Enzyme adopts dynamic structure to function in hot, salty sea

For the microbes that dwell in the hot, salty depths of the Red Sea, life is a delicate evolutionary balancing act. Just for these critters to replicate their DNA requires an enzyme that’s adapted to both high temperatures and high salt concentrations, two environmental factors that impose countervailing selective pressures on the structure of a protein.

A KAUST team has now characterized and engineered a DNA-synthesizing enzyme from a deep-sea microbe that seems to split the difference, being just rigid enough for thermal adaptation, but flexible enough to deal with salt-induced structural changes. The findings reveal how evolution can fine-tune proteins to be ideally suited for life in extreme environments. Moreover, they could have practical applications for biotechnology and biomedical research.

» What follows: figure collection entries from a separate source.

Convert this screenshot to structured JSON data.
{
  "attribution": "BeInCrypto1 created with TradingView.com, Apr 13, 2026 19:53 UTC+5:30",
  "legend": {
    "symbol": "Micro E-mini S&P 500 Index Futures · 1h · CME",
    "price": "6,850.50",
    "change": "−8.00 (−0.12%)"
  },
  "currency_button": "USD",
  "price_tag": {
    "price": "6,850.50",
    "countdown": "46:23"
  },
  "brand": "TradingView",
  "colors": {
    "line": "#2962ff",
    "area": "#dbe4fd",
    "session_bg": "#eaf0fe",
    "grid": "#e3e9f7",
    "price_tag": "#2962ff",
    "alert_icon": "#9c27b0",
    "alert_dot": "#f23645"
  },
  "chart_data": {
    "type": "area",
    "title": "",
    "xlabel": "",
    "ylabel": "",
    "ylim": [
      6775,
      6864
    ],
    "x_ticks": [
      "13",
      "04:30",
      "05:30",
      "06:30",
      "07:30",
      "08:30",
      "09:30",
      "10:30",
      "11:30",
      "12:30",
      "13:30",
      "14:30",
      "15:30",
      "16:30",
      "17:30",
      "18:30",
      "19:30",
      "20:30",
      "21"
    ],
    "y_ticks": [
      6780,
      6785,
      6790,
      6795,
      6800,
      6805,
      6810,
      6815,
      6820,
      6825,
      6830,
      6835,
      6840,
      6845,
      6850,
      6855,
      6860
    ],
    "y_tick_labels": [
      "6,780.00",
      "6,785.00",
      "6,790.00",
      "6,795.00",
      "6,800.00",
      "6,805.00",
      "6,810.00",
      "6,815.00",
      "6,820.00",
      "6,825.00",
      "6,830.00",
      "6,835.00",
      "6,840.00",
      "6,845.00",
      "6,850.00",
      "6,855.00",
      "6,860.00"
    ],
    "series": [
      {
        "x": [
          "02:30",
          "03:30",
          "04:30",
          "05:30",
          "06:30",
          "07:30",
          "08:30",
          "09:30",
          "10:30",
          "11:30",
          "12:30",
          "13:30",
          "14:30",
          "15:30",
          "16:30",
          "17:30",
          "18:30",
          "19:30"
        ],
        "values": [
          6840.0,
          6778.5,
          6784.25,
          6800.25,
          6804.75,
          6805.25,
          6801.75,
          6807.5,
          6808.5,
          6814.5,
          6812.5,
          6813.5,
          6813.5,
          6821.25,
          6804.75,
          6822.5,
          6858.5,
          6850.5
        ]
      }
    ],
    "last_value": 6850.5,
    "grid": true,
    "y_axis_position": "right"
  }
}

“These properties are appealing for next-generation DNA sequencing techniques,” says KAUST professor Samir Hamdan who supervised the study. “It’s absolutely worth putting a significant effort now into exploring the biotechnology potential of DNA-processing enzymes from these microorganisms.”

Hamdan and his lab collaborated with faculty members from other KAUST groups—including the Red Sea Research Center and the Computational Bioscience Research Center—and across biological and physical sciences divisions to study a DNA-synthesizing polymerase enzyme from a single-celled microbe found living off the coast of Saudi Arabia in a brine pool that was four-times saltier and 16-times hotter than average sea water. “This polymerase,” says the study’s lead author, Masateru Takahashi, a researcher in Hamdan’s lab, “is the most salt-tolerant polymerase that is also thermally stable.”

The researchers modeled the structure of the enzyme from its protein sequence and conducted biochemical and structural analyses to interrogate its physical configuration. They identified many interactions between oppositely charged regions of the protein that gave the enzyme shape. However, the abundance of excess negatively charged regions also helped push apart the enzyme to some degree, giving it the structural dynamism to deal with increased salt concentrations. That flexibility—and subsequent salt-induced rigidity—could also explain why this polymerase enzyme has a unique ability to use zinc ions as helper molecules, unlike most other DNA-synthesizing enzymes of its kind.

With these insights, the KAUST team created a salt-tolerant hybrid version of a polymerase that many biologists are already using to amplify DNA for their experiments. The insights gleaned from these engineered enzymes, says Takahashi, could lead to new reagents and methods for the biotechnology industry.